I have worked at the problem of transcribing polyphonic CD recordings into scores for more than two years at university. The problem is notoriously hard. The first scientific papers related to the problem date back to the 1940s and up to today there are no robust solutions for the general case.

All the basic assumption you usually read are not exactly right and most of them are wrong enough that they become unusable for everything but very simple scenarios.

The frequencies of overtones are not multiples of the fundamental frequency - there are non-linear effects so that the high partials drift away from the expected frequency - and not only a few Hertz; it is not unusual to find the 7th partial where you expected the 6th.

Fourier transformations do not play nice with audio analysis because the frequencies one is interested in are spaced logarithmically while the Fourier transformation yields linearly spaced frequencies. At low frequencies you need high frequency resolution to separate neighboring pitches - but this yields bad time resolution and you lose the ability the separate notes played in quick succession.

An audio recording does (probably) not contain all the information needed to reconstruct the score. A large part of our music perception happens in our ears and brain. That is why some of the most successful systems are expert systems with large knowledge repositories about the structure of (western) music that only rely to a small portion on signal processing to extract information from the audio recording.
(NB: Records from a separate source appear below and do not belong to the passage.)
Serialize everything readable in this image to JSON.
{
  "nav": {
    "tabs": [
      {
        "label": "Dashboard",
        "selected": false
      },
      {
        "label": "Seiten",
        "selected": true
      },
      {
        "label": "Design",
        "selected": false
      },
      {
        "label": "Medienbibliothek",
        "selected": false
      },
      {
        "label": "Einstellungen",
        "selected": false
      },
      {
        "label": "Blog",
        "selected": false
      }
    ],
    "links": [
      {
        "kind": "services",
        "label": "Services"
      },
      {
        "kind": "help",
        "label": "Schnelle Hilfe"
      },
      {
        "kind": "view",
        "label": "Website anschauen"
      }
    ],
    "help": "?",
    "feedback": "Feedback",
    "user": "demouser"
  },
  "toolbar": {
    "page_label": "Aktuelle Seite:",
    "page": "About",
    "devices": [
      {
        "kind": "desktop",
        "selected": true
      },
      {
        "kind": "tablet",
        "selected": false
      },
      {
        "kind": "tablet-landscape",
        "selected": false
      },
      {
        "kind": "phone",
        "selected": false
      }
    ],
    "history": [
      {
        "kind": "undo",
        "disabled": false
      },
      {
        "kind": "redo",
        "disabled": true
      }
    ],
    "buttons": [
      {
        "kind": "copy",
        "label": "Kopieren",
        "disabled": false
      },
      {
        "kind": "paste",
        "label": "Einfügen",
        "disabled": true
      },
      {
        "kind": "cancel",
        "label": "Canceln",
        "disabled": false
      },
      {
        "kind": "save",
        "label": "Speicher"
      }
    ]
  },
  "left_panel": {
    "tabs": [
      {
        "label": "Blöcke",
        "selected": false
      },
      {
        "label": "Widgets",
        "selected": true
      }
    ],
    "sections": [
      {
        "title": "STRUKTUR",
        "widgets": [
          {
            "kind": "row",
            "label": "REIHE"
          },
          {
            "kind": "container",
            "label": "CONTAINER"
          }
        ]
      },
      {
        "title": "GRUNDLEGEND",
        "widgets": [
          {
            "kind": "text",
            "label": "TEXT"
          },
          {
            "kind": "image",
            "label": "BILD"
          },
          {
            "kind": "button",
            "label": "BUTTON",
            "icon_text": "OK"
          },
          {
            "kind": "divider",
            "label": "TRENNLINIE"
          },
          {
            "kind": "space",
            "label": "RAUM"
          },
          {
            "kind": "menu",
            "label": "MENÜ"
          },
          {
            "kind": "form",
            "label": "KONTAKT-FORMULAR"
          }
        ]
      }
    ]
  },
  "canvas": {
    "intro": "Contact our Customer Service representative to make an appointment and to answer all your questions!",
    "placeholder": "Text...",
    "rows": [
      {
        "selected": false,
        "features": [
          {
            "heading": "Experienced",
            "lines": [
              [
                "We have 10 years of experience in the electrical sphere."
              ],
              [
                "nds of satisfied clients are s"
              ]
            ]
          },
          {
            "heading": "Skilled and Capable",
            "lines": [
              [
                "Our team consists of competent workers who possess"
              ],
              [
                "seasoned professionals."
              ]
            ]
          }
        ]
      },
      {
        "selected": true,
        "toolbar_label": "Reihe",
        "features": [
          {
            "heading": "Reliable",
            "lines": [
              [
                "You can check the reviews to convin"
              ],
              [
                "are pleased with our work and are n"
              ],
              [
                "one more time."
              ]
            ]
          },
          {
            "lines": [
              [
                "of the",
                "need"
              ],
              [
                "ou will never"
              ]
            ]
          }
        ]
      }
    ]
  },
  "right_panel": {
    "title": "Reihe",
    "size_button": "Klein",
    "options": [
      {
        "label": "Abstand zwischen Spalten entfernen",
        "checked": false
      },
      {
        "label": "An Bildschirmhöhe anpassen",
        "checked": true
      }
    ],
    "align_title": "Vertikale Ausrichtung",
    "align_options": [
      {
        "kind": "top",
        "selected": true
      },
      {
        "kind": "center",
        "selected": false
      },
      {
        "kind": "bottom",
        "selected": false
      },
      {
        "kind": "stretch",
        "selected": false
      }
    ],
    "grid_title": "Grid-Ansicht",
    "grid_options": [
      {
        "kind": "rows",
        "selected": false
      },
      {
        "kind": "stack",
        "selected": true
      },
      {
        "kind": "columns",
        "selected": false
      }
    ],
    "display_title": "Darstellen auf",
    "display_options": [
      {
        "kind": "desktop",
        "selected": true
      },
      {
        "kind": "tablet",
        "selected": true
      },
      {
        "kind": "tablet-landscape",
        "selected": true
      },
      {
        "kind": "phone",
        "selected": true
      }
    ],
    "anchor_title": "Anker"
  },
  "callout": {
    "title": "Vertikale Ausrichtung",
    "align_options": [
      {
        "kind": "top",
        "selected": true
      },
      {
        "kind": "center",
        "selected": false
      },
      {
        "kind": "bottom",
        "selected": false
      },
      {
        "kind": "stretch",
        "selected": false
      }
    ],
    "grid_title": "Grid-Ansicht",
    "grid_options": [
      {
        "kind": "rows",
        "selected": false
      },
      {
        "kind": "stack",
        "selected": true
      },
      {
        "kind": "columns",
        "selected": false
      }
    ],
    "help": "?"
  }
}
When I am back home I will look through the papers I have read and pick the 20 or 30 most relevant ones and add them here. I really suggest to read them before you decide to implement something - as stated before most common assumptions are somewhat incorrect and you really don't want to rediscover all this things found and analyzed for more than 50 year while implementing and testing.

It's a hard problem, but it's much fun, too. I would really like to hear what you tried and how well it worked.

For now you may have a look at the Constant Q transform, Cepstrum and Wigner(–Ville) distribution. There are also some good papers on how to extract the frequency from shifts in the phase of short time Fourier spectra - this allows to use very short windows sizes (for high time resolution) because the frequency can be determined with a precision several 1000 times larger than the frequency resolution of the underlying Fourier transformation.

All this transformations fit the problem of audio processing much better than ordinary Fourier transformations. For improving the results of basic transformations have a look at the concept of energy reassignment.

+1. For me though as things stand, I do not have the mathematical knowledge to fully comprehend Constant Q transform like you. What I can do though is try and think of practical solutions based on my not particularly extensive knowledge of computing and programming.
A:

If you need to classify a bunch of songs right now, then crowd-source the problem with something like Mechanical Turk.

That would be a 'Mechanical Turk With Pitch Perfect Musical Understanding'... good luck finding your source!